Over at Confessions of An Idiosyncratic Mind, Anthony Neil Smith gives the skinny on his own novel, PSYCHOSOMATIC: “As far as the plot, well, it’s certainly one of those ‘gonzo noir’ types, full of vivid violence and nastiness.”

Meanwhile, an interview over at Mooky Chick beginneth thusly: “Author of THE CONTORTIONIST HANDBOOK and the upcoming DERMAPHORIA, Craig Clevenger writes gonzo noir about identity and emotional freefall in a way you probably haven’t seen before.”

Then there’s James R. Winter over at January Magazine, reviewing Marc Lecard’s debut novel: “VINNIE’S HEAD, by debut novelist Marc Lecard, brings gonzo noir to Long Island ... VINNIE’S HEAD is a lesson in the absurd. Lecard spins an unbelievable plot and laces it with cartoonish violence and bizarre players. Yet he does so with tongue firmly planted in cheek ... Critics mention Carl Hiassen when talking about this book. Kinky Friedman also came to mind as I read it.”
  So there we have it: black humour; narrative fake-outs; slapping the reader in the face; shocking, vivid and / or cartoonish violence; bizarre players; identity and emotional freefall.
  So far, so good, at least for the Grand Viz’s work-in-progress. But what of the crucial ‘gonzo’ element itself, that which is derived from the Great Gonzo himself, the sadly missed Hunter S. Thompson (right), and which – presumably, at least – involves the author inserting him or herself into the text, Kinky-style? Quoth the Wikipedia research boffins:
Gonzo journalism is a style of journalism which is written subjectively, often including the reporter as part of the story via a first person narrative.

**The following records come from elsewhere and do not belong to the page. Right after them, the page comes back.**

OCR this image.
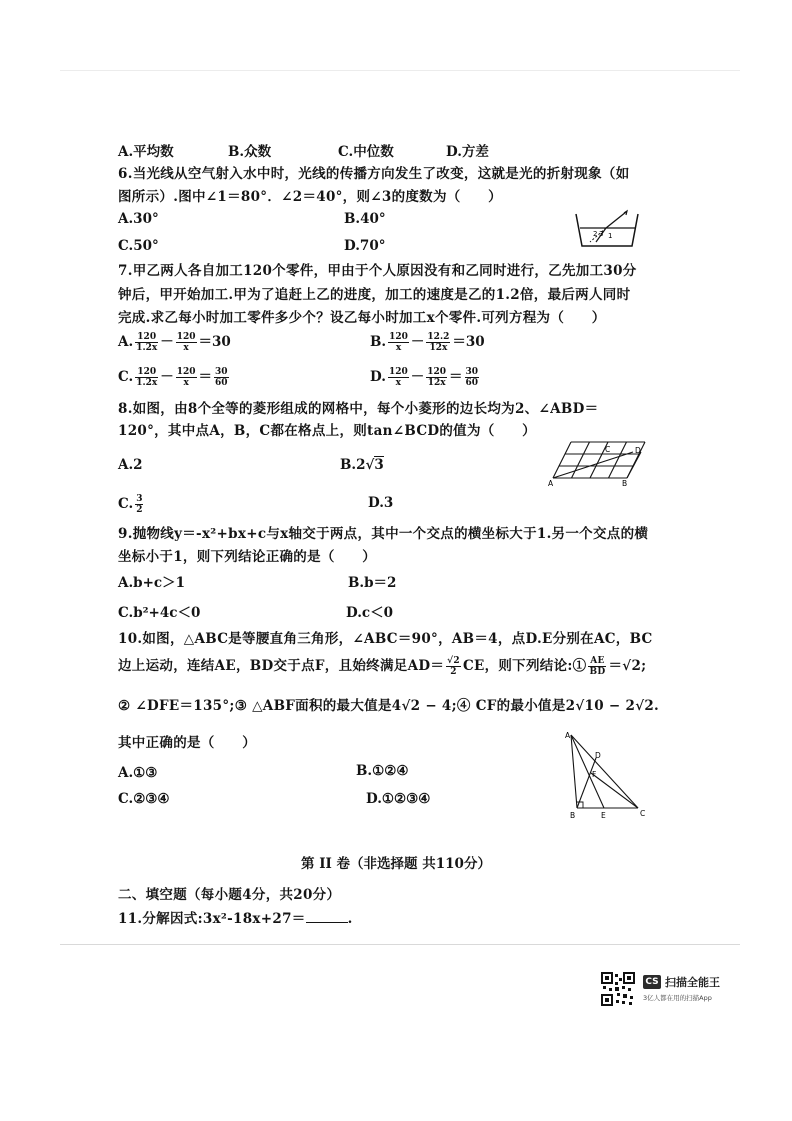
A.平均数	B.众数	C.中位数	D.方差
6.当光线从空气射入水中时，光线的传播方向发生了改变，这就是光的折射现象（如
图所示）.图中∠1＝80°．∠2＝40°，则∠3的度数为（　　）
A.30°	B.40°
C.50°	D.70°
2 3 1
7.甲乙两人各自加工120个零件，甲由于个人原因没有和乙同时进行，乙先加工30分
钟后，甲开始加工.甲为了追赶上乙的进度，加工的速度是乙的1.2倍，最后两人同时
完成.求乙每小时加工零件多少个？设乙每小时加工x个零件.可列方程为（　　）
A. $\frac{120}{1.2x} - \frac{120}{x} =30$	B. $\frac{120}{x} - \frac{12.2}{12x} =30$
C. $\frac{120}{1.2x} - \frac{120}{x} = \frac{30}{60}$	D. $\frac{120}{x} - \frac{120}{12x} = \frac{30}{60}$
8.如图，由8个全等的菱形组成的网格中，每个小菱形的边长均为2、∠ABD＝
120°，其中点A，B，C都在格点上，则tan∠BCD的值为（　　）
A.2	B.2√3
C. $\frac{3}{2}$	D.3
A	B
C	D
9.抛物线y＝-x²+bx+c与x轴交于两点，其中一个交点的横坐标大于1.另一个交点的横
坐标小于1，则下列结论正确的是（　　）
A.b+c＞1	B.b＝2
C.b²+4c＜0	D.c＜0
10.如图，△ABC是等腰直角三角形，∠ABC＝90°，AB＝4，点D.E分别在AC，BC
边上运动，连结AE，BD交于点F，且始终满足$AD= \frac{√2}{2}$ CE，则下列结论:① $\frac{AE}{BD} =√2$;
② ∠DFE＝135°;③ △ABF面积的最大值是4√2 − 4;④ CF的最小值是2√10 − 2√2.
其中正确的是（　　）
A.①③	B.①②④
C.②③④	D.①②③④
A
D
F
B	E	C
第 II 卷（非选择题 共110分）
二、填空题（每小题4分，共20分）
11.分解因式:3x²-18x+27＝	.
CS 扫描全能王
3亿人都在用的扫描App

The style tends to blend factual and fictional elements to emphasize an underlying message and engage the reader. The word Gonzo was first used in 1970 to describe an article by Hunter S. Thompson, who later popularized the style. The term has since been applied to other subjective artistic endeavours …
The term “Gonzo” in connection to Hunter S. Thompson (right) was first used by Boston Globe magazine editor Bill Cardoso in 1970 when he described Hunter S. Thompson’s The Kentucky Derby Is Decadent and Depraved, which was written for the June 1970 Scanlan’s Monthly, as “pure Gonzo journalism”. Cardoso claimed that “gonzo” was South Boston Irish slang describing the last man standing after an all night drinking marathon. Cardoso also claimed that it was a corruption of the French Canadian word “gonzeaux”, which means “shining path”, although this is disputed. In Italian, Gonzo is a common word for a gullible person, a “sucker” …
  Anyone else have any contribution to make? If any of you beautiful people out there can shed any light on the truth of ‘Gonzo noir’, we’d love to hear from you …


Neil said...

Don't forget Gonzo from the muppets.

I just think that people who enjoy Hunter Thompson will also enjoy Jim Thompson, James Crumley, Barry Gifford, and plenty of other noir writers who also add a giant dollop of "weird" on top of the classic noir elements. Plus, it needs an extra-big portion of VOICE.

Others so far unmentioned:
Allan Guthrie, Ray Banks, Victor Gischler, Christopher Goffard, Harry Crews (not really crime fiction, but DAMN!), Larry Brown (same note as Crews), Harry Whittington, Chester Himes (Holy shit, gonzo and then some), Charles Willeford, Vicki Hendricks, and the hits keep coming...

At a stretch, Jerome Charyn, too. Those Sidell novels are insane.

I'm missing plenty.

Declan Burke said...

Much obliged, Neil ... a big VOICE and dollops of weird are always good. I'm still wondering about the 'gonzo' element of an author's self-reference, though ... In Cold Blood? Anyone? Cheers, Dec

bookwitch said...

Oh, so it's not the Muppets' Gonzo? Sigh.

Neil said...

That self-referencing is part of the journalism, yes. As for the fiction, maybe the narrative voice again (1st person mostly? Or a really stylized 3rd?). Maybe just the tone of it all. So it's the feel that gets the gonzo, to me. And even then, I wouldn't say so much a sub-genre as just a mood. Like, Ford Mustangs are bad-ass, but *Shelby* Mustangs are more bad-ass, thus, gonzo.

Man, that was the worst analogy ever.